You Are Not Who You Are Tempted To Be.
How do you interpret the issues you wrestle with? Our trials and temptations are never solely about the “object” of our ordeal, whether that be money, pleasure, loss, or persecution. In other words, the blow goes deeper than simply removing the obstacle. We need to understand that something deeper is at work within us or perhaps even against us. Whenever we face adversity, we are dealing with an assault on our identities. Few things are as dangerous as an attack on our identities, as the words we use to describe ourselves have the power to shape our behaviors and, more importantly, our hearts.
Oftentimes, we don’t make any effort to refute what comes against us and, instead, internalize the message. There is an incredible amount of dissonance when we think about ourselves one way, yet act in another. It is seemingly easier to succumb to the label of being a certain way, and in doing so, excuse yourself to act accordingly. Do you see the agreement there?
Now, some will contend that the first step to recovery is admitting there is a problem, i.e. saying, “I am an addict.” There is helpfulness and healing in being honest about our weaknesses, but the difference has to do with the agreements we make in our heart. There is a distinction between saying “I’m an alcoholic” and yet working to avoid alcohol, versus saying, “I must be an alcoholic” and so excusing oneself to drink in excess. One is humble admittance, the other a justification. We have to beware of making the agreement that we are who we are tempted to be; that our primary identity is subjugated to the trials and temptations we face. The fruit of making such agreements does not lead to our freedom, but to captivity.
For example, if I walked into a convenience store and a temptation came to take a piece of candy without paying for it, I might think, “You’re a thief.” If I sincerely believe that to be the truest thing about myself in that moment, even before I’ve taken anything, chances are I’ll follow suit and take the candy. When we come to conclusions or make incorrect agreements about who we are, it shapes the person we will become. These false agreements about ourselves come in three general mindsets: the Idolater, the Criminal, and the Loser.
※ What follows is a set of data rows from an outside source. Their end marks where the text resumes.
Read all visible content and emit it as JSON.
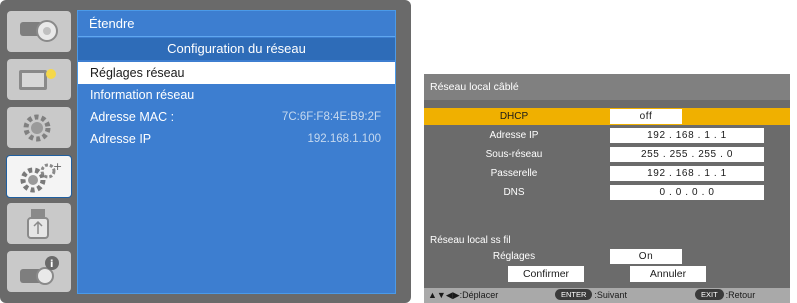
{
  "menu": {
    "side_tabs": [
      {
        "icon": "projector-image-icon"
      },
      {
        "icon": "display-adjust-icon"
      },
      {
        "icon": "gear-settings-icon"
      },
      {
        "icon": "advanced-gears-icon",
        "active": true
      },
      {
        "icon": "usb-icon"
      },
      {
        "icon": "info-icon"
      }
    ],
    "breadcrumb": "Étendre",
    "title": "Configuration du réseau",
    "rows": [
      {
        "label": "Réglages réseau",
        "value": "",
        "selected": true
      },
      {
        "label": "Information réseau",
        "value": "",
        "selected": false
      },
      {
        "label": "Adresse MAC :",
        "value": "7C:6F:F8:4E:B9:2F",
        "selected": false
      },
      {
        "label": "Adresse IP",
        "value": "192.168.1.100",
        "selected": false
      }
    ]
  },
  "lan_dialog": {
    "header": "Réseau local câblé",
    "rows": [
      {
        "label": "DHCP",
        "value": "off"
      },
      {
        "label": "Adresse IP",
        "value": "192 . 168 .   1 . 1"
      },
      {
        "label": "Sous-réseau",
        "value": "255 . 255 . 255 . 0"
      },
      {
        "label": "Passerelle",
        "value": "192 . 168 .   1 . 1"
      },
      {
        "label": "DNS",
        "value": "0   .   0   .   0 . 0"
      }
    ],
    "wireless": {
      "heading": "Réseau local ss fil",
      "setting_label": "Réglages",
      "setting_value": "On"
    },
    "buttons": {
      "confirm": "Confirmer",
      "cancel": "Annuler"
    },
    "footer": {
      "move_label": ":Déplacer",
      "enter_key": "ENTER",
      "enter_label": ":Suivant",
      "exit_key": "EXIT",
      "exit_label": ":Retour"
    }
  },
  "colors": {
    "menu_bg": "#6a6a6a",
    "menu_panel": "#3d7ed0",
    "highlight": "#f0b000",
    "dialog_bg": "#6b6b6b"
  }
}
The Idolater mindset has made the agreement that something has mastered them. They justify indulgence and self-service since they view themselves as living to appease some craving. The Criminal mindset, on the other hand, has agreed that they are a violator of the law. This false self has the view that since they’ve already made a transgression, there is nothing to lose by continuing in the destructivity. Finally the Loser mindset concludes that they are powerless to change anything and that they deserve wrath. They will not fight against accusations or temptations because they have agreed that they are not able to withstand it.
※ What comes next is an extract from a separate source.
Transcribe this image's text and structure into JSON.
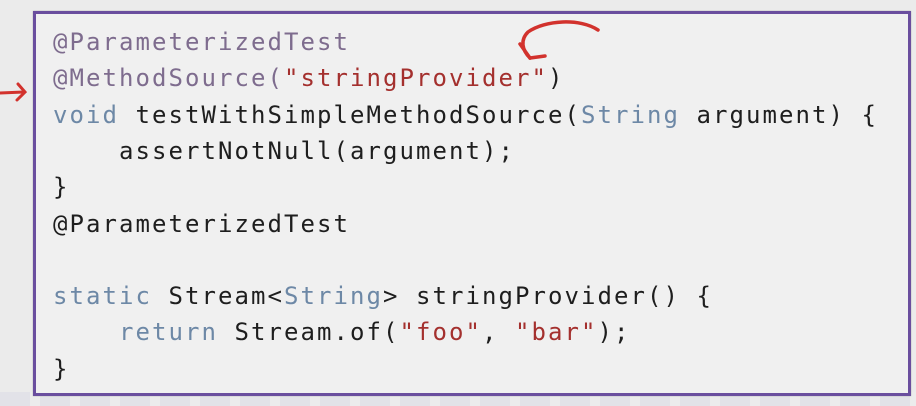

Making one or any combination of the above agreements with the Idolater, the Criminal, or the Loser mindsets sets us into a perpetual routine that is incredibly difficult to change. But change is needed. Whether you’ve grown tired of being stuck in the rut, or are finding that the repercussions are wearing down those around you, help is available. Finding the agreements we make about ourselves is tricky business, and breaking them is even more difficult. Please, do not walk that road alone. Consider meeting with a counselor at The Cabin or seeking guidance from someone you trust. You’ll find that the victory and freedom from breaking agreements with false mindsets offers new life. You are not who you are tempted to be.